Cagily, he won't say exactly what he'll do at the Tower, first because he loves to surprise, second because he doesn't quite know all the details, and third because he refuses to do the same show twice. "Aren't you disappointed when you see comedians doing the same joke before you that you've watched him do on television the night before?"

Asked about the night's staging, props, and whether he'll hang really nice curtains (the last makes him laugh quite hard), Gaiman alludes to their possible presence, but won't commit to employing drapery or furnishings, things he's done when touring with his wife, musician, provocateur, and fellow author Amanda Palmer.

"Actually, though, those were her ideas and my initial protest," he chuckles, noting that Palmer crowd-sourced on Twitter ("and got it all") everything from comfy leather chairs to stuffed animals. Something will be staged Saturday, but he's not telling.

"I feel like a bit of a fraud having to fill a place as illustrious as the Tower. I know that what I do has to be big enough to fill that stage - and I shall," he says. But no matter what sort of staging he uses, it mustn't impede his interaction of the audience, because "I like taking questions and answers that can change the course of the evening."

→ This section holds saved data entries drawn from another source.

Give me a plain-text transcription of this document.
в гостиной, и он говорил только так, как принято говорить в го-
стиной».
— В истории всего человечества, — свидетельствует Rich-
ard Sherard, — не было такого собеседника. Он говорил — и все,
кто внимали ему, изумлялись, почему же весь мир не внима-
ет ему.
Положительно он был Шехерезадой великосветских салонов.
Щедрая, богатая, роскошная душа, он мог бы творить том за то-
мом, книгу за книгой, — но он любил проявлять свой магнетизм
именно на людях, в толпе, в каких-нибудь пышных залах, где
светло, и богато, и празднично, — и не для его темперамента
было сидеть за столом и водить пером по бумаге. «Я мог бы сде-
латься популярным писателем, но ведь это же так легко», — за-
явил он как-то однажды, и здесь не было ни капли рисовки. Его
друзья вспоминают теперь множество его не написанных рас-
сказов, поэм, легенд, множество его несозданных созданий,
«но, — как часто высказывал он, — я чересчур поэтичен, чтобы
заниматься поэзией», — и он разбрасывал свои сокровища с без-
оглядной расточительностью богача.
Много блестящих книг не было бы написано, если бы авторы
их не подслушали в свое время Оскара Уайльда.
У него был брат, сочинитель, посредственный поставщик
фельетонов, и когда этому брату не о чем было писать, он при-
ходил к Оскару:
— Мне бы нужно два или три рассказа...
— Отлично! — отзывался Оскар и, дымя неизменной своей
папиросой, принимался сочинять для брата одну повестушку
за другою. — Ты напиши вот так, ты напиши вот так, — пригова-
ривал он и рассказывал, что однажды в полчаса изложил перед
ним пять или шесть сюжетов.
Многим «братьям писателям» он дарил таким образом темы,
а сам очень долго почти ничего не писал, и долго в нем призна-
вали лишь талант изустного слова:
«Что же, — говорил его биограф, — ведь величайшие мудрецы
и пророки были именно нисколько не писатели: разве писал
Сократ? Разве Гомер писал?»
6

Such transgressive authors as William S. Burroughs and Kathy Acker were wildly different from their written-word personas than they were on stage. What will an audience get from the staged Gaiman that isn't available on the page? "I've heard immediately from those who've seen me that when they got home, they quickly surveyed their rooms and left the lights on when they slept. I don't think you would have those sensations just from reading my work. "

And there's another thing: Adults simply aren't read to anymore.

"When you get to be about 12, nobody reads to you as they did when you were a child. Shame that. You forget that you like it, which makes about as much sense as forgetting you like ice cream and how enjoyable that it is."

What Gaiman likes best is taking a roomful of adults who haven't been read to in decades, unfurling his deep, mellifluous voice, and watching.

"The first couple of minutes are awkward - the audience doesn't really know what to do or how to cope. Twenty minutes later, into the more exciting bits, and the entire room is silent. People are holding their breath and the pin-drop cliché comes true. Everyone is in such rapt attention because nobody wants to miss a thing. That's why I do this: the joy of being here and celebrating stories."

AUTHOR EVENT

Neil Gaiman

8 p.m. Saturday at the Tower Theater, 69th and Ludlow Streets, Upper Darby.